One practical thing you can do right now is join the pernicious anemia society. It's UK based but they have specialists who will do phone consultations and who actually know what they are talking about. And the forums are decent, better than most. They can recommend knowledgeable specialists in most of the world.
posted by fshgrl at 1:35 PM on August 7, 2017

For example I was told I had anxiety. I actually had massive cortisol overload from a messed up nervous system, causing the rapid heart beat, and vocal cord dysfunction, which was one of my neurological symptoms. Both of which showed up out of the blue and went away immediately with treatment. It was EXTREMELY frustrating to keep being labeled as anxious for over a year when I knew I was not. I was getting pretty stabby by the end, I admit, but I don't think that's an actual diagnosis.
posted by fshgrl at 1:42 PM on August 7, 2017

i'm going to wade in ignorantly but based on my own experience. ASD is still being theorised, the researchers are still fighting over who gets to be the one who came up with the accurate theory, so they each have their own version of what it includes. Simon Baron-Cohen father of Sascha is currently winning.

I was diagnosed after a - big depressive breakdown? - they said 'people with autism can't understand what it is' and 'there are no services in this area for people with mental health problems and autism and you can't have non-autistic ones so you can't have treatment' and that was that. So i have it but i had to work out what it might be alone. Further, all the information is about kids: 'your child may have problems learning to read' helps an adult a lot...

The physical health problem is a physical health problem and you should treat it as such. Despite all the crazy scientifically impossible crap about vaccines (simultaneous onset is because vaccines and asd diagnosis are both done just before school starts, for logical reasons) (don't get me started) and other theories involving the gut and whatnot, i guess you can say someone born with genetic faults is more likely to have other ones than a normal person, so illness should be higher, and there's a hard proven link with epilepsy, but it's a physical problem and for god's sake go to a physical doctor. Autism has nothing to do with it.

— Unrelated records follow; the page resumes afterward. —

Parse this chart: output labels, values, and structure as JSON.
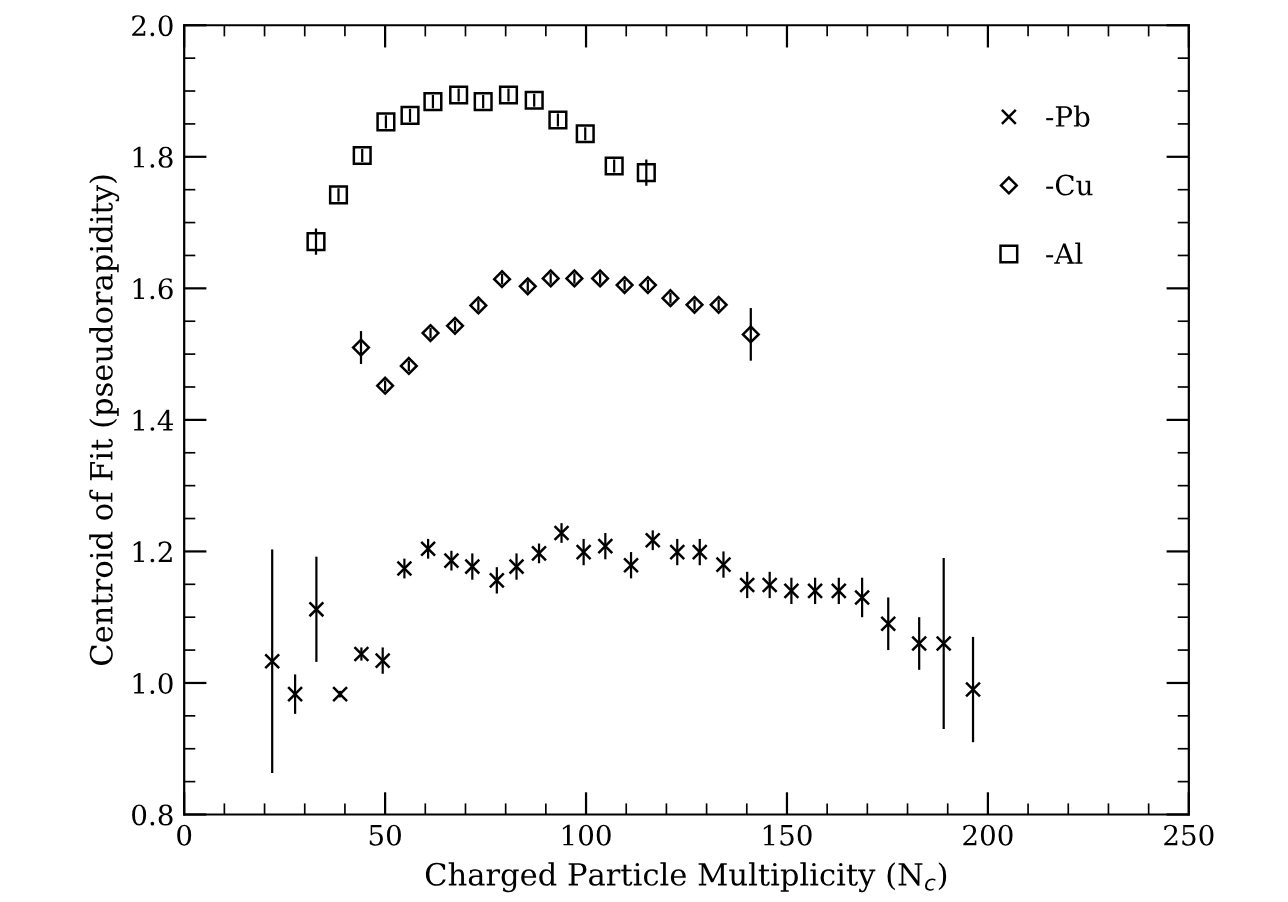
{
  "chart_data": {
    "type": "scatter",
    "xlabel": "Charged Particle Multiplicity (N$_{c}$)",
    "ylabel": "Centroid of Fit (pseudorapidity)",
    "xlim": [
      0,
      250
    ],
    "xticks": [
      0,
      50,
      100,
      150,
      200,
      250
    ],
    "ylim": [
      0.8,
      2.0
    ],
    "yticks": [
      {
        "value": 0.8,
        "label": "0.8"
      },
      {
        "value": 1.0,
        "label": "1.0"
      },
      {
        "value": 1.2,
        "label": "1.2"
      },
      {
        "value": 1.4,
        "label": "1.4"
      },
      {
        "value": 1.6,
        "label": "1.6"
      },
      {
        "value": 1.8,
        "label": "1.8"
      },
      {
        "value": 2.0,
        "label": "2.0"
      }
    ],
    "grid": false,
    "legend": "top right",
    "series": [
      {
        "name": "-Pb",
        "color": "#000000",
        "marker": "cross",
        "x": [
          21.9,
          27.6,
          32.9,
          38.8,
          44.1,
          49.4,
          54.8,
          60.7,
          66.5,
          71.7,
          77.8,
          82.7,
          88.3,
          93.9,
          99.4,
          104.8,
          111.2,
          116.6,
          122.7,
          128.3,
          134.2,
          140.1,
          145.7,
          151.1,
          157,
          162.9,
          168.7,
          175.2,
          182.9,
          189,
          196.3
        ],
        "values": [
          1.033,
          0.983,
          1.112,
          0.983,
          1.044,
          1.034,
          1.174,
          1.204,
          1.186,
          1.177,
          1.156,
          1.177,
          1.197,
          1.228,
          1.199,
          1.208,
          1.179,
          1.217,
          1.199,
          1.199,
          1.18,
          1.149,
          1.149,
          1.14,
          1.14,
          1.14,
          1.13,
          1.09,
          1.06,
          1.06,
          0.99
        ],
        "errors": [
          0.17,
          0.03,
          0.08,
          0.005,
          0.01,
          0.02,
          0.015,
          0.015,
          0.015,
          0.02,
          0.02,
          0.02,
          0.015,
          0.015,
          0.02,
          0.02,
          0.02,
          0.015,
          0.02,
          0.02,
          0.02,
          0.02,
          0.02,
          0.02,
          0.02,
          0.02,
          0.03,
          0.04,
          0.04,
          0.13,
          0.08
        ]
      },
      {
        "name": "-Cu",
        "color": "#000000",
        "marker": "diamond",
        "x": [
          44,
          50,
          55.9,
          61.3,
          67.4,
          73.2,
          79.1,
          85.5,
          91.2,
          97.1,
          103.5,
          109.6,
          115.4,
          121,
          127,
          133,
          141
        ],
        "values": [
          1.51,
          1.452,
          1.482,
          1.532,
          1.543,
          1.574,
          1.614,
          1.603,
          1.615,
          1.615,
          1.615,
          1.605,
          1.605,
          1.585,
          1.575,
          1.575,
          1.53
        ],
        "errors": [
          0.025,
          0.008,
          0.008,
          0.008,
          0.008,
          0.008,
          0.008,
          0.008,
          0.008,
          0.008,
          0.008,
          0.008,
          0.008,
          0.008,
          0.008,
          0.008,
          0.04
        ]
      },
      {
        "name": "-Al",
        "color": "#000000",
        "marker": "square",
        "x": [
          32.8,
          38.4,
          44.3,
          50.2,
          56.2,
          61.9,
          68.3,
          74.4,
          80.7,
          87.1,
          93,
          99.8,
          107,
          115
        ],
        "values": [
          1.671,
          1.742,
          1.802,
          1.853,
          1.863,
          1.884,
          1.894,
          1.884,
          1.894,
          1.886,
          1.856,
          1.835,
          1.786,
          1.776
        ],
        "errors": [
          0.02,
          0.01,
          0.01,
          0.01,
          0.01,
          0.01,
          0.01,
          0.01,
          0.01,
          0.01,
          0.01,
          0.01,
          0.01,
          0.02
        ]
      }
    ]
  }
}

A minority of older late-diagnosed asd people, in disagreement with the official stance, claim that severe stress (my friends: rape, a massive epilepsy attack; me: loss of the future) causes 'autistic regression' where a sudden sharp single loss of iq and other faculties takes place. I lost me long and short term memory, iq, imagination and emotions, and all control of my physical reactions eg i can't change blushing, farting other bodily behaviour in public from private, i've lost the ability of my mind to access and intervene in the body's actions, that link is cut. I can't mapread at all now, i used to be perfect at it, totally gone. My example's a bit different from your own but that's what it sounds like to me.

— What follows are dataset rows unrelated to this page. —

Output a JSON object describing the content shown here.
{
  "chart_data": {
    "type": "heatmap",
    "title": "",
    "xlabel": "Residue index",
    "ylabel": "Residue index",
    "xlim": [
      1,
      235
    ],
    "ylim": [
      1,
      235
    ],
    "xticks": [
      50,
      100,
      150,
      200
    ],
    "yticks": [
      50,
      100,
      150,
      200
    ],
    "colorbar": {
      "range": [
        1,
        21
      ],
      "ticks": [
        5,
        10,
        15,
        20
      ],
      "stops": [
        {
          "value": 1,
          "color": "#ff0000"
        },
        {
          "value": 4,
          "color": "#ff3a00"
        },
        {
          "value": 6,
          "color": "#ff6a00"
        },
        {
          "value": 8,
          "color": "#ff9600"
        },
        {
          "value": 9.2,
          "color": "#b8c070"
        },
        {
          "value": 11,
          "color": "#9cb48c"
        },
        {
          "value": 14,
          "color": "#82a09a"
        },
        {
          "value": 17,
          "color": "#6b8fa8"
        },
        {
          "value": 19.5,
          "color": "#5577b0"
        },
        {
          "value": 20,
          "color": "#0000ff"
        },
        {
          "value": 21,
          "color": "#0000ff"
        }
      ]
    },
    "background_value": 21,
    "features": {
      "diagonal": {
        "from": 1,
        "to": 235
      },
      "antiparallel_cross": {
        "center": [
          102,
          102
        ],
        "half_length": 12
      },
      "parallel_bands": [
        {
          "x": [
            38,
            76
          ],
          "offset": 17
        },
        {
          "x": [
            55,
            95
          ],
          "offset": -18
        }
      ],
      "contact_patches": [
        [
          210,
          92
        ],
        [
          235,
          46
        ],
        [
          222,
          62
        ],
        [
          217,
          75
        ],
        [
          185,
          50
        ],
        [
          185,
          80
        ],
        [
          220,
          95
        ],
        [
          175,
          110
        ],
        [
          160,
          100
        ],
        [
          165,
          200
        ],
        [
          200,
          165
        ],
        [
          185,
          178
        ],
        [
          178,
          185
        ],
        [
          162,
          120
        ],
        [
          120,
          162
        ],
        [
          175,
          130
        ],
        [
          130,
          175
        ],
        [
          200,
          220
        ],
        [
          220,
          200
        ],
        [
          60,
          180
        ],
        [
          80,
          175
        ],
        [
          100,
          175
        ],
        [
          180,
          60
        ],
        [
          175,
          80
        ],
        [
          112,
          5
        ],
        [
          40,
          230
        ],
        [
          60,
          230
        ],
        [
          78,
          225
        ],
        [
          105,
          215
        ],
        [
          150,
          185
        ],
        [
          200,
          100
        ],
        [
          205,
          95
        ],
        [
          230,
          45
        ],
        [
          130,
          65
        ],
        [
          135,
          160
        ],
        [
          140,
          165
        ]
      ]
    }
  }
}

Most/all older-diagnosed people have mental illness, usually severe, and anxiety is pretty much universal amongst us, so don't underestimate the other problems you may have but find out what they might be (ocd, anxiety, dsypraxia, depression and alexythemia (? where you can't recognise your emotions) would be my list of things you should definitely check out. I have always known i was nervous, it never occurred to me that anxiety meant that, anxiety always meant worry to me, but i have severe physical anxiety symptoms eg worried about the train coming in, if it's the right one? Or if the bus will be late? instant diarhea, as if i was a soldier on the battlefield, but with no emotional sensations due to alexythemia. It can take a bit of working out.

As for psychiatry, that's different, not found anything but i live in the middle of nowhere. Psychiatrist=diagnoses mental health problems. Psychotherapist=gets you to talk about the past. Counsellor=listens to you talk about your problems while telling you you're a good person really and you should love yourself more. You have to come up with the solution, any request for insight or comment will be met with 'i'm not a psychiatrist'. I wasted an awful lot of money learning these differences.